Jun 15, 2012
IDB loan will boost sustainable agricultural productivity in Nicaragua
$40 million in financing will help raise family income in rural areas and will improve environmentally-friendly production practices
Incomes of rural Nicaraguan families are expected to increase by 30 percent within five years as the result of a program to boost sustainable agricultural productivity that is being financed with the help of $40 million from the Inter-American Development Bank (IDB).
The IDB’s long-term, low-interest financing will support the government's plans to promote research, innovation, and technology transfer to ensure the production of safe and healthy food through the use of techniques that can foster adaptation to climate change and increase environmental protection.

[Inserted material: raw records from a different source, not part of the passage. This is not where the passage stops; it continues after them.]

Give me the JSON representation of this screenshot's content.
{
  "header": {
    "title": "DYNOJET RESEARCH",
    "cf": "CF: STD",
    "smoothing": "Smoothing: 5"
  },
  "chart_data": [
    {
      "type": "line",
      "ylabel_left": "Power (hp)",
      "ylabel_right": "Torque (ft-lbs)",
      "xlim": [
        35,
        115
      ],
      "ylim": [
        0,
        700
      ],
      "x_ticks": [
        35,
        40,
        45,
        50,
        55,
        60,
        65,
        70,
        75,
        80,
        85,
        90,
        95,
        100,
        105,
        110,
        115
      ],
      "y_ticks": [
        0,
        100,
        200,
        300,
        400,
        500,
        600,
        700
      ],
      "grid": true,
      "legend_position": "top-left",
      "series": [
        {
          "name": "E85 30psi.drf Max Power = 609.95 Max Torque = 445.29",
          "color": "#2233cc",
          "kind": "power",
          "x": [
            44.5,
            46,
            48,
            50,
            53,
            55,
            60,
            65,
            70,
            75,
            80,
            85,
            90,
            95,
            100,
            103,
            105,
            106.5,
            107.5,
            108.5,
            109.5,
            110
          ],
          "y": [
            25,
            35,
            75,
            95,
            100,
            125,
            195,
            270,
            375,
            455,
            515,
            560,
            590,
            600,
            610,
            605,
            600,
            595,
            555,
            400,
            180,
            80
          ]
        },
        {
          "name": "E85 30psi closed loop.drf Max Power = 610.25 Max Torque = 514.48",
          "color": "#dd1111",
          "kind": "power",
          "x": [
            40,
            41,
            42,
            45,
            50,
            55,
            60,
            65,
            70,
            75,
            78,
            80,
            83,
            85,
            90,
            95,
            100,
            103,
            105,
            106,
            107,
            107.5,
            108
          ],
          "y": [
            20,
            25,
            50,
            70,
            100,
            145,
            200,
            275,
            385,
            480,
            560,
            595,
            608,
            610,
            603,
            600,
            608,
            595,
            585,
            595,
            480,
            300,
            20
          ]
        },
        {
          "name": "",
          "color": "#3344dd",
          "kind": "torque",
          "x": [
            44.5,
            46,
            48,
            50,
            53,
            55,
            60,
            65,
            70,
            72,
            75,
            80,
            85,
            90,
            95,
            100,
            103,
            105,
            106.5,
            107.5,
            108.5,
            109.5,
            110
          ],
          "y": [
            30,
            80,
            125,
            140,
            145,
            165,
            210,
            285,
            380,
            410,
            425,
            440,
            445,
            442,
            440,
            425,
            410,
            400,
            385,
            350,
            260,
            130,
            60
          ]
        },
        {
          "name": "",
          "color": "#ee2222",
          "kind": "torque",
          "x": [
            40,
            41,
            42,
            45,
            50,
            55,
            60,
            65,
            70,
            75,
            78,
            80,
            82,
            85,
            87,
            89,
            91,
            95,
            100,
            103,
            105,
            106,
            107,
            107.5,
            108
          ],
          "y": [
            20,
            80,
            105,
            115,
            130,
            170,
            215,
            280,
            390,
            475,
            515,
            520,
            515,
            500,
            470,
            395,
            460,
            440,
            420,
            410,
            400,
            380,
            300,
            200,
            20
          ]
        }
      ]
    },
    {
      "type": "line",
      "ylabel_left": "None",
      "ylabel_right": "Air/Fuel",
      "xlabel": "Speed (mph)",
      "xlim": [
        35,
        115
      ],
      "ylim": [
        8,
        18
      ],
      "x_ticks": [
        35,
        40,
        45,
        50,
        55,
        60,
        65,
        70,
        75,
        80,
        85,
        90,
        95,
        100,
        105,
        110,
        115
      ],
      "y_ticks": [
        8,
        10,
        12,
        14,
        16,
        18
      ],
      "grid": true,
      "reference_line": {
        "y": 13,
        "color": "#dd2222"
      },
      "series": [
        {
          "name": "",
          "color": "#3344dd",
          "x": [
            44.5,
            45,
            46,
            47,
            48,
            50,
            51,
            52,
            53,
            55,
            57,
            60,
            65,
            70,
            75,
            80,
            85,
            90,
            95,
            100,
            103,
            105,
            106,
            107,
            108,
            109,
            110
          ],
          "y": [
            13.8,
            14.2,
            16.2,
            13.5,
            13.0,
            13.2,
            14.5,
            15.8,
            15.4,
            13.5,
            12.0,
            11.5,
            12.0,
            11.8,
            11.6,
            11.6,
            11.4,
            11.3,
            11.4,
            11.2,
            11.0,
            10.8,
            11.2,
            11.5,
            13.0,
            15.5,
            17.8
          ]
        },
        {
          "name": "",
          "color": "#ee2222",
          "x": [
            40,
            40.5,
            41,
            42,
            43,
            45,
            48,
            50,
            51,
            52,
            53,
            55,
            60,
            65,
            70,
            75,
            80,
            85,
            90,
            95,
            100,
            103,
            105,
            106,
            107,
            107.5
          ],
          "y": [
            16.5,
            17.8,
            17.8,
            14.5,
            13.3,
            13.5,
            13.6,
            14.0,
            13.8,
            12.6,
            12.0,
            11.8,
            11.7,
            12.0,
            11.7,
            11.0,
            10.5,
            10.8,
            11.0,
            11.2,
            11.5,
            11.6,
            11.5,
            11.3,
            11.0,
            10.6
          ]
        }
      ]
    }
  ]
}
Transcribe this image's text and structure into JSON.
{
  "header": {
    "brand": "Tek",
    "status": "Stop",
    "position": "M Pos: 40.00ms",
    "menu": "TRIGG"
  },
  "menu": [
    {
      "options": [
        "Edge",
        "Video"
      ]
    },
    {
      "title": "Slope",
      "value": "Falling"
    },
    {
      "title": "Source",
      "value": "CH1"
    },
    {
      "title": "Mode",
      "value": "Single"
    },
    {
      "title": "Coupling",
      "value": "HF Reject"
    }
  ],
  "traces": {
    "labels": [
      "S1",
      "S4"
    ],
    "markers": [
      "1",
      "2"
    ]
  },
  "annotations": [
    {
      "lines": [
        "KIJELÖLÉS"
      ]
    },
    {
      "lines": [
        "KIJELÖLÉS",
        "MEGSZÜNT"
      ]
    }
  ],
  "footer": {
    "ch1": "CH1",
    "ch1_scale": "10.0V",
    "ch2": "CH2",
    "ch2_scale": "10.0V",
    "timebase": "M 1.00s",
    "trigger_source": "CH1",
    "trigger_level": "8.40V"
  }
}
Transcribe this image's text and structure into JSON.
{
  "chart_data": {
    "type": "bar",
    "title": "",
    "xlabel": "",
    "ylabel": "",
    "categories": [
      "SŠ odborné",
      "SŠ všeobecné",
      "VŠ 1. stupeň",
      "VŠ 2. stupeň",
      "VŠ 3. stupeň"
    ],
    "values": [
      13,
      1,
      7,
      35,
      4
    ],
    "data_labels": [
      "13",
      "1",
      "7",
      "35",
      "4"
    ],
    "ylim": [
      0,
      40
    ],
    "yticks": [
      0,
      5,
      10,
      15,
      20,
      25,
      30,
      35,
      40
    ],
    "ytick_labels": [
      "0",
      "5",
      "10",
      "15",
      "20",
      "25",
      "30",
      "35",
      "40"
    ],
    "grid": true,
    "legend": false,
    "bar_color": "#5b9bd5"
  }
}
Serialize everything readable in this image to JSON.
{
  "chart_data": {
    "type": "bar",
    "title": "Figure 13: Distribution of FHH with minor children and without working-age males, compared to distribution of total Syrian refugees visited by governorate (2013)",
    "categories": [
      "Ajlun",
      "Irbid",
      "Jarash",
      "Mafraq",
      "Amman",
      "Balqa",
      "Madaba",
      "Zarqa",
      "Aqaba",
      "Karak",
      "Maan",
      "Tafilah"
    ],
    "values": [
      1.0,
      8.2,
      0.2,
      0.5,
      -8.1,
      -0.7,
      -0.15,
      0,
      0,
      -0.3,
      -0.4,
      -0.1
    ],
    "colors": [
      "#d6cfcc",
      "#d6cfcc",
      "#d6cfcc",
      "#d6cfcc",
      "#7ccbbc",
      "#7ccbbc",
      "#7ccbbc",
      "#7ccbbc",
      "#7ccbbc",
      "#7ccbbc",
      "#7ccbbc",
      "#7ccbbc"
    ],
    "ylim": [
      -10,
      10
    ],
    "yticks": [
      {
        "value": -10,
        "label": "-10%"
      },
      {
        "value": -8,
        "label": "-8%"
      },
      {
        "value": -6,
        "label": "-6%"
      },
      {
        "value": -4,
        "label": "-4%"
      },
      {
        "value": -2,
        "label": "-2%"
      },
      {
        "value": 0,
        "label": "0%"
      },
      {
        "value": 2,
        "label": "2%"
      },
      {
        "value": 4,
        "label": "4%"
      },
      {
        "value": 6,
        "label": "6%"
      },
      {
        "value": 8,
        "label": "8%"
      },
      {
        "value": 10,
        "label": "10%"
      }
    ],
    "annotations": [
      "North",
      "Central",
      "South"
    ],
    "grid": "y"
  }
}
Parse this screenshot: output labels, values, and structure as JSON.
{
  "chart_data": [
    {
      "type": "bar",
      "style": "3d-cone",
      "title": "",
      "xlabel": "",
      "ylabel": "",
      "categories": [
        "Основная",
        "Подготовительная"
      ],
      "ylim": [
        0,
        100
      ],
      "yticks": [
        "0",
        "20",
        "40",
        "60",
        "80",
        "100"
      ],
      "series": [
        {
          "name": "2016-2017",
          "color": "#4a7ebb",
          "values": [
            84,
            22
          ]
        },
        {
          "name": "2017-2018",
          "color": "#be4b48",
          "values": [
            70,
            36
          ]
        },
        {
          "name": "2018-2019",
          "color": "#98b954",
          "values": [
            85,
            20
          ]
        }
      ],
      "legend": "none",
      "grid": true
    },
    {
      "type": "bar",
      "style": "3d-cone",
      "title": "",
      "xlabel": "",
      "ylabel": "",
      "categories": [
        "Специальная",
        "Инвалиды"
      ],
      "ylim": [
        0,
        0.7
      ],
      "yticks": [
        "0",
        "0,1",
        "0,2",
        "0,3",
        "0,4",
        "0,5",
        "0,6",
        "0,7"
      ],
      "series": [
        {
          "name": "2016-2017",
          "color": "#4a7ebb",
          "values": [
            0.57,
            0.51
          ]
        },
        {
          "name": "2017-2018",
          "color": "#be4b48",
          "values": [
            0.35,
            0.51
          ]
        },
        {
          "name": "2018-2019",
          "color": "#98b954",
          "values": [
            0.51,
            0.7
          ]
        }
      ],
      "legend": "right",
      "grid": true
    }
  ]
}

"Agriculture is critical to the Nicaraguan economy,” said Nancy Jesurun-Clements, the IDB’s project co-team leader together with Duval Llaguno. “It represents nearly 70 percent of the country’s exports, employs 30 percent of the workforce, and is the main source of income for rural families. However, low levels of technology adoption, health problems, and inadequate monitoring of natural resources reduce the sector’s productive and commercial potential,” she added.
The program will provide innovative solutions to these problems that should result in a 20 percent increase in productive sector sustainability in five years, not only in economic benefits, but also in environmental and social improvements.
In addition, the program will help to raise the yield per hectare by 20 percent and boost the net income of families engaged in cultivation of crops and livestock by 30 percent. The gains will be made largely as the result of technology transfer, training, and by strengthening links with the value chain with an emphasis on agro-ecological production practices.
The new technology should also produce a sharp drop in the percentage of animal and plant products that are rejected for sanitary reasons by the United States and the European Union. Another result will be a significant drop in the incidence of livestock diseases such as brucellosis and tuberculosis.
The IDB financing consists of a loan from the Bank’s ordinary capital for $20 million with a 30-year term, a grace period of 5.5 years, and interest ratefrom the Single Currency Facility; and a loan from the Fund for Special Operations for $20 million for a term of 40 years, with a grace period of 40 years, and an annual interest rate of 0.25 percent. The local contribution will total US$2 million.